GHAZNI, Afghanistan: An ancient tower dating back 2,000 years in the historic Afghan city of Ghazni collapsed this week, local officials said, raising concerns about the vulnerability of the country’s cultural heritage and the government’s ability to protect them.
The old citadel known as Ghaznain Fort originally had 36 towers, but 14 of the towers had collapsed in recent years due to decades of war, heavy rain and neglect.
The fort is one of dozens of unique historic sites in Afghanistan — ranging from the pre-Islamic Buddhist center in the Bamyan valley to the 12th century minaret of Jam in a remote area of Ghor province — in urgent need of protection.
Officials in Ghazni, which nearly fell to the Taliban last year in some of the heaviest fighting seen in the war, said the tower collapsed on Tuesday following heavy rain.
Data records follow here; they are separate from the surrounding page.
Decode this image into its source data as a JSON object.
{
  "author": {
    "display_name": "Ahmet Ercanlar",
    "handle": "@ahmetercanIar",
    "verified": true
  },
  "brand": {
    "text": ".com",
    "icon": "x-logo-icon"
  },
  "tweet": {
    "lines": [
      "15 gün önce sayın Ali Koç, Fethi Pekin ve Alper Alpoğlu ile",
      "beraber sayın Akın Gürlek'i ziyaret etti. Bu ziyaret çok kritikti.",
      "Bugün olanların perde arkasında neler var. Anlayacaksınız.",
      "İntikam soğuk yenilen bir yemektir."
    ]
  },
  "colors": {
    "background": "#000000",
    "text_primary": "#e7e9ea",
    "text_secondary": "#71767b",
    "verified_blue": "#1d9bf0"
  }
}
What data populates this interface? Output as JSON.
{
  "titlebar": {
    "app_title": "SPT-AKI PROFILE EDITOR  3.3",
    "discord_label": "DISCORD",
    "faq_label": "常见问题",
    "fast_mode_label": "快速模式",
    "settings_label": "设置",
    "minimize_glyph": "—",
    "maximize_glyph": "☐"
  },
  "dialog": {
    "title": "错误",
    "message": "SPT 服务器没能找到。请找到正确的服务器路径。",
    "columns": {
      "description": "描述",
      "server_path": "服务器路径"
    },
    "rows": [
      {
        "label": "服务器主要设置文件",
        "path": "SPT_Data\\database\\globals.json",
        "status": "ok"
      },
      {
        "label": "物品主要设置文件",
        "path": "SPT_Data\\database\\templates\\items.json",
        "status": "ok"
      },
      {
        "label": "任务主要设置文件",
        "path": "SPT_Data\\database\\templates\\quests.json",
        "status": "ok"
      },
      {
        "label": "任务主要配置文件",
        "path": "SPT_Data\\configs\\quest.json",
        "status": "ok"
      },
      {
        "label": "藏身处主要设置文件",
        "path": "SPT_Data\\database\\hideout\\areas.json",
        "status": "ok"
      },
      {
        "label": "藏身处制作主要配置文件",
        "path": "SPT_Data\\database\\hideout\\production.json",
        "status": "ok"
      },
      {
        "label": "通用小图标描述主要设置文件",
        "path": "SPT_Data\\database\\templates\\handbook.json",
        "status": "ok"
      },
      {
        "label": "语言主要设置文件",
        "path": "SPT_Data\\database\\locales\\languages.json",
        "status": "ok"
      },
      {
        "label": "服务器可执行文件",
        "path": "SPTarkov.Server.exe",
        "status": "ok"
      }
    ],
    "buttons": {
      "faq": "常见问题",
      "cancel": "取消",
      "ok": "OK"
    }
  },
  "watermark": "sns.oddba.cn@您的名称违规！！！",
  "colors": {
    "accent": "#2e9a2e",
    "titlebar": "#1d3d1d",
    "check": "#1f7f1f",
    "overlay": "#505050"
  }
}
A short video posted on social media shows it crumbling but local residents say negligence also contributed to its collapse.
“The government paid no attention to the sites and didn’t build canals to divert flood water,” said Ghulam Sakhi, who lives near the citadel.
“We have warned the government about the dire condition of the citadel but no one visited,” Sakhi said.
Mahbubullah Rahmani, acting director of culture and information in Ghazni, said heavy rain and recent fighting had contributed to the tower’s collapse but said the government was working on a plan to protect the site from complete destruction.
He said a German archaeologist had worked at the site as recently as 2013.
Ghazni, a strategically vital center on the main highway between Kabul and southern Afghanistan and two hour drive from the capital, is home to a range of cultural and archaeological artefacts, some of which date back to pre-Islamic period.
The province and its cultural heritage was officially declared as Asian Capital of Islamic Culture in 2013 by the Islamic Educational, Scientific and Cultural Organization, a Morocco-based body created in 1981, supported by UNESCO.
The collapse of the tower in Ghazni follows concern over the condition of the 900-year-old Minaret of Jam, in Ghor, which has been on the UNESCO List of World Heritage Properties in Danger since 2002.
The Taliban during their austere regime from 1996-2001, before they were toppled by the US and coalition force in late 2001, blew up two giant Buddha statues in central Bamiyan province, calling them idols.